あなたはいったい、どこまで私に我慢させたら気がすむの?

当時の私の言い分は、もっともだと思う。

でも母の言い分も正しい。
大事な娘が自分のように「愛情」を大切にしすぎて、お金で苦労する姿なんて見たくないに決まってる。
自分が妻となり母となり、そしてたくさんの友人たちの結婚生活をみていて、ますますわかるようになった。

夫婦円満にお金は非常に重要な役割を果たす。

旦那さんにいろいろ文句はあっても「まぁ、稼いでくれるし」で流せてる友人もいるし、付き合ってるときはあんなに惚気まくって幸せいっぱいの式も挙げたのに、お金がないことでアッサリ離婚にいたった友人もいる。

人の心はお金で買えないというけど、お金でどうにでもなる人間は世の中にはたくさんいることも、銀行に勤めていた私は嫌というほど知っていた。
お金で心が買えない人間は、すなわちお金を持ってる人間なのだ。

それでも私は「お父さんが好きだから」という気持ちだけで結婚して、稼げない父を支えて働きまくり、私と弟を育て上げた母が誇りだった。

祖母に結婚を反対されながら「私は自分の娘がどんな男を連れてきても喜ぶ」と誓った母の強さに感謝していた。
実際、母は私が連れてきた男性をみんな大歓迎してくれた(数えたら5人も紹介してた。そのうち3人が結婚の挨拶だった。そのたびに豪華な手料理を振舞ってくれた母。すみません。三度目の正直ということで許してほしい)

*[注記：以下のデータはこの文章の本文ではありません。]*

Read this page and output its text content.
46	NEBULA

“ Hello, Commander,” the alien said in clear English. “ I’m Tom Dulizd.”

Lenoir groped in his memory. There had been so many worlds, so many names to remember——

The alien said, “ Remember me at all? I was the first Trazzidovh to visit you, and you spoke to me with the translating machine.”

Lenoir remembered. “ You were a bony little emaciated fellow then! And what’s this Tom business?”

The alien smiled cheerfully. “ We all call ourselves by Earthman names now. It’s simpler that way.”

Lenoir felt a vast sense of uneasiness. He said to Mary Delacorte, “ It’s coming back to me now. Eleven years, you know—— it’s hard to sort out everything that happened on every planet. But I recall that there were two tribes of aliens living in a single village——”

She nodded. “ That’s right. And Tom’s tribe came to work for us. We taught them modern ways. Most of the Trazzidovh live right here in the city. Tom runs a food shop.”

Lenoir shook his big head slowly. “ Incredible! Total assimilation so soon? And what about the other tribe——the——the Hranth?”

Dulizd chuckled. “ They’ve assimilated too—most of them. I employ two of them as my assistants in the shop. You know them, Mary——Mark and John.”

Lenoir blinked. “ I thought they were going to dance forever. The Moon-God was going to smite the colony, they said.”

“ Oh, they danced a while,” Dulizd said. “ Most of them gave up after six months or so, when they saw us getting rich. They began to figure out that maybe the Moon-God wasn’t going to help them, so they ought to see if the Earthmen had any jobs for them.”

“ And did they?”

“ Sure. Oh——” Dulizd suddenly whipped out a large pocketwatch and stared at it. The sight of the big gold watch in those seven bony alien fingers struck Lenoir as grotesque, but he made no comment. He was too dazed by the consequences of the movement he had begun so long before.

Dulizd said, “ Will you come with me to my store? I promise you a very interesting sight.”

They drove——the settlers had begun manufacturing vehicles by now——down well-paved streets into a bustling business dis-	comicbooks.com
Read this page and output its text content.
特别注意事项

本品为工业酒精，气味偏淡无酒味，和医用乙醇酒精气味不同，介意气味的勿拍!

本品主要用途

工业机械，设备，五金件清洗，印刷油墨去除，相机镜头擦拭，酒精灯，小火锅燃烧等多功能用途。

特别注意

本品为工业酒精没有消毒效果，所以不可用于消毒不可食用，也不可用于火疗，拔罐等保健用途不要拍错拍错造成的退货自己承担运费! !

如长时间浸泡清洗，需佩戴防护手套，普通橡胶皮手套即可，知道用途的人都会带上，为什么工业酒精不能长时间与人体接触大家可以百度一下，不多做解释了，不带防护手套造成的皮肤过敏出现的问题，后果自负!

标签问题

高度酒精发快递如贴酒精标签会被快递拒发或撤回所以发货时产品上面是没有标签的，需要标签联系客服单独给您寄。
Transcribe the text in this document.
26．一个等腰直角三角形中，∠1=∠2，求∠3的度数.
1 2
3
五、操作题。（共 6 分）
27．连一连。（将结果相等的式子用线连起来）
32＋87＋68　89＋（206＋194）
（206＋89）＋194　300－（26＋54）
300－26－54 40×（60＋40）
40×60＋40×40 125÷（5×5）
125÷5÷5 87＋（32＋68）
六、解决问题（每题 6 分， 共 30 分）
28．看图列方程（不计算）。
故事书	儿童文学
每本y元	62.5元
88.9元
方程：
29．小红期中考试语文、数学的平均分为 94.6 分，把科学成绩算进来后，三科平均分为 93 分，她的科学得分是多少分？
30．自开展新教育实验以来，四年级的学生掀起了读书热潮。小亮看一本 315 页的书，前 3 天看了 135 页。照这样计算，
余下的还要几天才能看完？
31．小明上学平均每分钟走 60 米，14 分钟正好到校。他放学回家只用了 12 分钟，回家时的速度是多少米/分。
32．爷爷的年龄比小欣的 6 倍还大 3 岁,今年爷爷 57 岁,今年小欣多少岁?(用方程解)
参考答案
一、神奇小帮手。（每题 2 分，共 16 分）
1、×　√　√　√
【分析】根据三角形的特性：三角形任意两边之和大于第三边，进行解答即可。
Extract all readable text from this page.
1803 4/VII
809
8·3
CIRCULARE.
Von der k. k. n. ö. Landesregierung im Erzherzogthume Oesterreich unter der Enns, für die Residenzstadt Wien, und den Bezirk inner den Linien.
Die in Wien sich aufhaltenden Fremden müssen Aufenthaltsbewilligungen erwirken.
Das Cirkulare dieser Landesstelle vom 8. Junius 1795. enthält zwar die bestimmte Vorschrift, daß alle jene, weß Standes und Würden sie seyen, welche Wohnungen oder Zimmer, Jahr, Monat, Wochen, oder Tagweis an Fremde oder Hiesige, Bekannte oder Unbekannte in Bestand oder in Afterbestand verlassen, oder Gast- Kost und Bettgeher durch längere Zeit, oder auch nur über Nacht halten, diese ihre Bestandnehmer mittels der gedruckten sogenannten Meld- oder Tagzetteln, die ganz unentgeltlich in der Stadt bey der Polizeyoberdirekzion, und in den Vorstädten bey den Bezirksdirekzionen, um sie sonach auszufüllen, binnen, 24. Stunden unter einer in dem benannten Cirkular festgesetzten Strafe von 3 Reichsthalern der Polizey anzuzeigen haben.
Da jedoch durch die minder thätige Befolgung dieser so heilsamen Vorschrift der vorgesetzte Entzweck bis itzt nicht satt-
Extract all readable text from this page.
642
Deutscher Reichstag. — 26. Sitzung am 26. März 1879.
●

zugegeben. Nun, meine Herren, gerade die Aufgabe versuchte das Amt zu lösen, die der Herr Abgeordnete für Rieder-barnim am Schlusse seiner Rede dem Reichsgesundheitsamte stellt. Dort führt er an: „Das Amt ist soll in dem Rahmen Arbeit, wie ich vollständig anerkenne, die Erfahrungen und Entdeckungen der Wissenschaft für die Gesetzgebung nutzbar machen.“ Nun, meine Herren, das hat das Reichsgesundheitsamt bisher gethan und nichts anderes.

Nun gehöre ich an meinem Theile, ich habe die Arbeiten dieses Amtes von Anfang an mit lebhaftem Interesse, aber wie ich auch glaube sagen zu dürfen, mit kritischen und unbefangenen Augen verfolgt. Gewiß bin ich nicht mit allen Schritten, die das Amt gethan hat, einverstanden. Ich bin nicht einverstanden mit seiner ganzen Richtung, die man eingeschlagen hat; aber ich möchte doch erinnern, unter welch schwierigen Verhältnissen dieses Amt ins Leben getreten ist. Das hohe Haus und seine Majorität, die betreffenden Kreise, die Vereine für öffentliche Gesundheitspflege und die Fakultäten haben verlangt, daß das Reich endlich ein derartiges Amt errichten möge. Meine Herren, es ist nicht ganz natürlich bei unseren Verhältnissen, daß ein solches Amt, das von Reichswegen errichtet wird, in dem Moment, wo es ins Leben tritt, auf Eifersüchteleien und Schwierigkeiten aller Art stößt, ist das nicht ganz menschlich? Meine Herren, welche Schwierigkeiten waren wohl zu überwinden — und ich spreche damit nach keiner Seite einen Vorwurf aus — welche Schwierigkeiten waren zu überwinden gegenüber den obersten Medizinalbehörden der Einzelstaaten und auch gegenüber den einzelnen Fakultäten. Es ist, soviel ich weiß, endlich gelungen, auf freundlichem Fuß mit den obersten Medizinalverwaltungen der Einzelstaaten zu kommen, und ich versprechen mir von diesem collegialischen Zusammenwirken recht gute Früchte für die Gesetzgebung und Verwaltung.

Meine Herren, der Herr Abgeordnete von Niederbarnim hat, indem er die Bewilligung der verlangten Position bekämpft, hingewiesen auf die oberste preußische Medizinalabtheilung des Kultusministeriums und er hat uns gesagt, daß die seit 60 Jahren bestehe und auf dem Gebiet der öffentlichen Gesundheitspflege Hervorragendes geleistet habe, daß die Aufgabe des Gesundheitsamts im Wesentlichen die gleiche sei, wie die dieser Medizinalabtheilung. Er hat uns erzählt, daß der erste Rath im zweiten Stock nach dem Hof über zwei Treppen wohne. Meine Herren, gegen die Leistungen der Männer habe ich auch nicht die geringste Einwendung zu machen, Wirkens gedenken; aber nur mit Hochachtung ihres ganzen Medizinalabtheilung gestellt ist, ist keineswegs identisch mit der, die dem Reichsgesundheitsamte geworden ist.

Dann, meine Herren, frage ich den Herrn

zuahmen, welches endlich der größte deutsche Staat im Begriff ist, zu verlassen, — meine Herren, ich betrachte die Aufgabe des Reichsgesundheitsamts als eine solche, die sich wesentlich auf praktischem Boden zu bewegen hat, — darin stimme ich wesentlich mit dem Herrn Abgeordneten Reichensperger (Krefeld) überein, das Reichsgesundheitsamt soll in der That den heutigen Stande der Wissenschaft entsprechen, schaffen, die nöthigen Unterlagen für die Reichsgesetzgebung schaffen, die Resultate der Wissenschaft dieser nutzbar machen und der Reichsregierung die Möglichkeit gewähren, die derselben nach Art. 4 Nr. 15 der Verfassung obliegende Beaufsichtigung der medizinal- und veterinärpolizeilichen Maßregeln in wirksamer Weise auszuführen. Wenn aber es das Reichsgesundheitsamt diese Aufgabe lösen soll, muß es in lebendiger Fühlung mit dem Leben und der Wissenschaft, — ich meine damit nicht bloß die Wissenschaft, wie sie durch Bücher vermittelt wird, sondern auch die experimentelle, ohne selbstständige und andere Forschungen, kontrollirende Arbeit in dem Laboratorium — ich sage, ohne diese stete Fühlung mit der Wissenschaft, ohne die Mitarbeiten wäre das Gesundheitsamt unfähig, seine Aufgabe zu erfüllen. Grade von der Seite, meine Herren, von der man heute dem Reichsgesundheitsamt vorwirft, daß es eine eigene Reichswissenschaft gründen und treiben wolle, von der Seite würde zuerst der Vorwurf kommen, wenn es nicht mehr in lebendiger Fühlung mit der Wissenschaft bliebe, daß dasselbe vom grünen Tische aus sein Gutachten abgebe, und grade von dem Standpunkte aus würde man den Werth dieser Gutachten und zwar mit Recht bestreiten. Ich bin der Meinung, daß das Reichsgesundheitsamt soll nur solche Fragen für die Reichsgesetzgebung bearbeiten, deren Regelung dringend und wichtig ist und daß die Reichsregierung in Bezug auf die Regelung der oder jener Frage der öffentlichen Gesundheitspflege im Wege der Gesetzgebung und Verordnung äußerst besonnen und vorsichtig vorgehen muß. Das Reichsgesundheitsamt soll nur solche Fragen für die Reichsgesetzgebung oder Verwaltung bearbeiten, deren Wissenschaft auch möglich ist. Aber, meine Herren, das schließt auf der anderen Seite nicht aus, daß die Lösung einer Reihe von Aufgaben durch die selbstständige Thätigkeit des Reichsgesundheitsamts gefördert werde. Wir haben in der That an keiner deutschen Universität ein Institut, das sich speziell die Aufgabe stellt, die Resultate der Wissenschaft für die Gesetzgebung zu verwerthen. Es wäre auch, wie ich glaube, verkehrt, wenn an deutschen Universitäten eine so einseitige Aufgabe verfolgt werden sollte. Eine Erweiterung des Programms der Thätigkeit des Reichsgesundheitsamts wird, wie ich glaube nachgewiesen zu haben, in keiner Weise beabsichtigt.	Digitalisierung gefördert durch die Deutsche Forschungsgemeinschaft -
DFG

「どんな人でも安心してお母さんに紹介しなさい」と言ってくれた母を心から信頼していた。

そんな母が愛情とお金を天秤にかけた物言いをするのが哀しかったのだ。

あの言葉が母の私に対する愛情の深さによるものだとしたら、私も娘の恋愛は心から応援するつもりでいるが、母のように娘がドン引きしてしまうような暴言を口にしてしまったりするのかな。